Thursday, July 1, 2010

The Business of Credit Cards - Part I

Anyone familiar with online affiliate marketing knows that credit card programs offer some of the more lucrative payouts for signing up new users; with some companies offering $30 for a completed application or $160 for a new signup, it is readily apparent that these companies really value new customers. Next, factor in credit card rewards programs; we as consumers love them, since we’re essentially getting paid to spend money using a card from bank XYZ! With all the money that these institutions are throwing at us, how do these companies stay in the black?

How do credit cards end up being a profitable business for the issuers?

Monetization Strategy #1: Annual Fees

Perhaps the most transparent and obvious monetization strategy is the annual fee. It’s worth noting that not all credit cards have an annual fee associated with using them.

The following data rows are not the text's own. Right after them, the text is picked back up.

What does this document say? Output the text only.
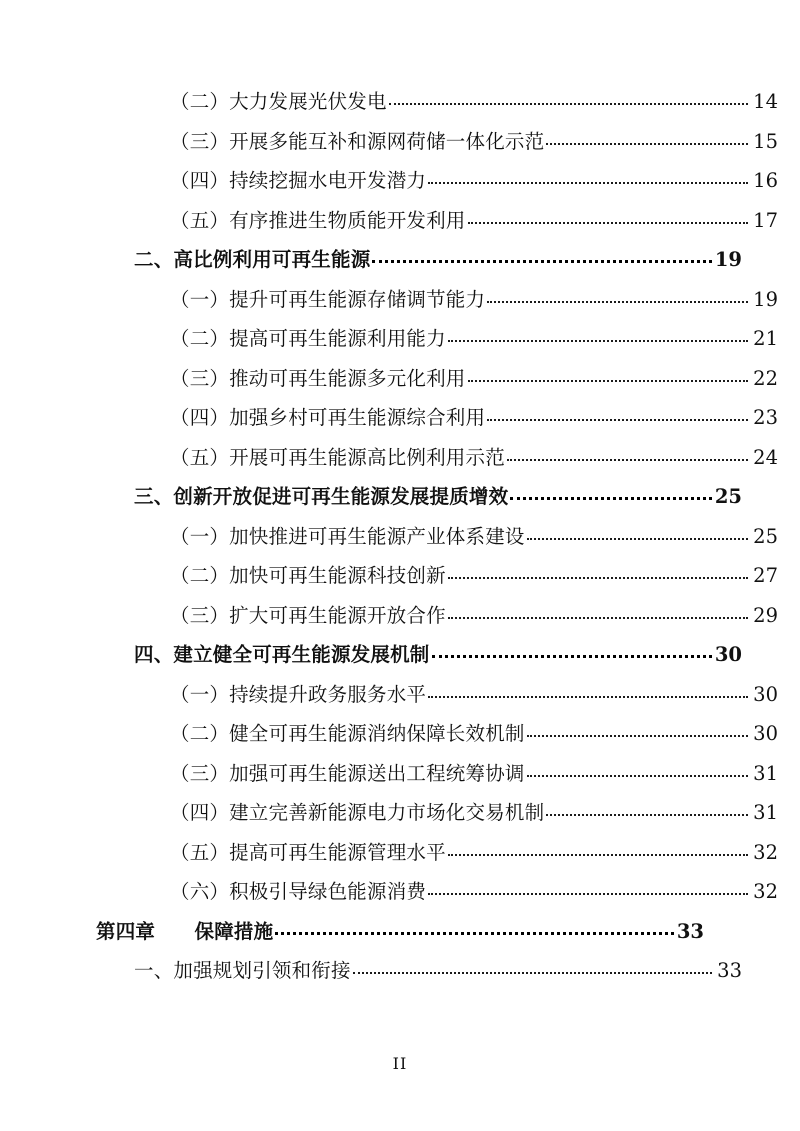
（二）大力发展光伏发电	14
（三）开展多能互补和源网荷储一体化示范	15
（四）持续挖掘水电开发潜力	16
（五）有序推进生物质能开发利用	17
二、高比例利用可再生能源	19
（一）提升可再生能源存储调节能力	19
（二）提高可再生能源利用能力	21
（三）推动可再生能源多元化利用	22
（四）加强乡村可再生能源综合利用	23
（五）开展可再生能源高比例利用示范	24
三、创新开放促进可再生能源发展提质增效	25
（一）加快推进可再生能源产业体系建设	25
（二）加快可再生能源科技创新	27
（三）扩大可再生能源开放合作	29
四、建立健全可再生能源发展机制	30
（一）持续提升政务服务水平	30
（二）健全可再生能源消纳保障长效机制	30
（三）加强可再生能源送出工程统筹协调	31
（四）建立完善新能源电力市场化交易机制	31
（五）提高可再生能源管理水平	32
（六）积极引导绿色能源消费	32
第四章  保障措施	33
一、加强规划引领和衔接	33
II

Those that are most likely to have such a fee attached to them are charge cards from American Express and those credit cards which are marketed to those with poor or flat-out bad credit. Annual fees can range anywhere from $15 per year to thousands of dollars per year, as is the case with the black card from AMEX. For many cardholders that don’t use their card very frequently, the annual fee more than pays for the total costs attached to maintaining that individual’s account, as there simply isn’t that much to do in order to do so! For the more prodigious users of plastic, the annual fee only covers part of the costs for that consumer’s use of credit, and must be combined with one of the other two monetization strategies to yield profits.

Monetization Strategy #2: Transaction Fees

The “bread and butter” of ethically palatable credit card revenues is found in the transaction fees. Did you know that credit cards make the issuer a little bit of money each time they are used? As consumers, we don’t often see this cost, but merchants are very familiar with it. Essentially whenever you use your credit card to make a purchase, the merchant accepting the card pays a percentage or fixed amount (depending on the processing gateway and other factors) of the sale to the company whose card you are using.  These tiny amounts of money can really add up over time, and is the price which merchants pay to have access to the convenience of accepting credit cards. This is why when you go to smaller service stations you will occasionally see signs that state credit cards aren’t accepted for purchases amounting to $X or less, or that an additional fee is assessed to credit card transactions of $Y or less. If the business doesn’t put such measures in place, they actually stand to lose money from such transactions!

Next time we’re going to take a look at what is often considered the most nefarious monetization strategy; finance charges. We’ll take a look at some specific examples to see how much the credit card company really makes from someone’s financial desperation or irresponsibility.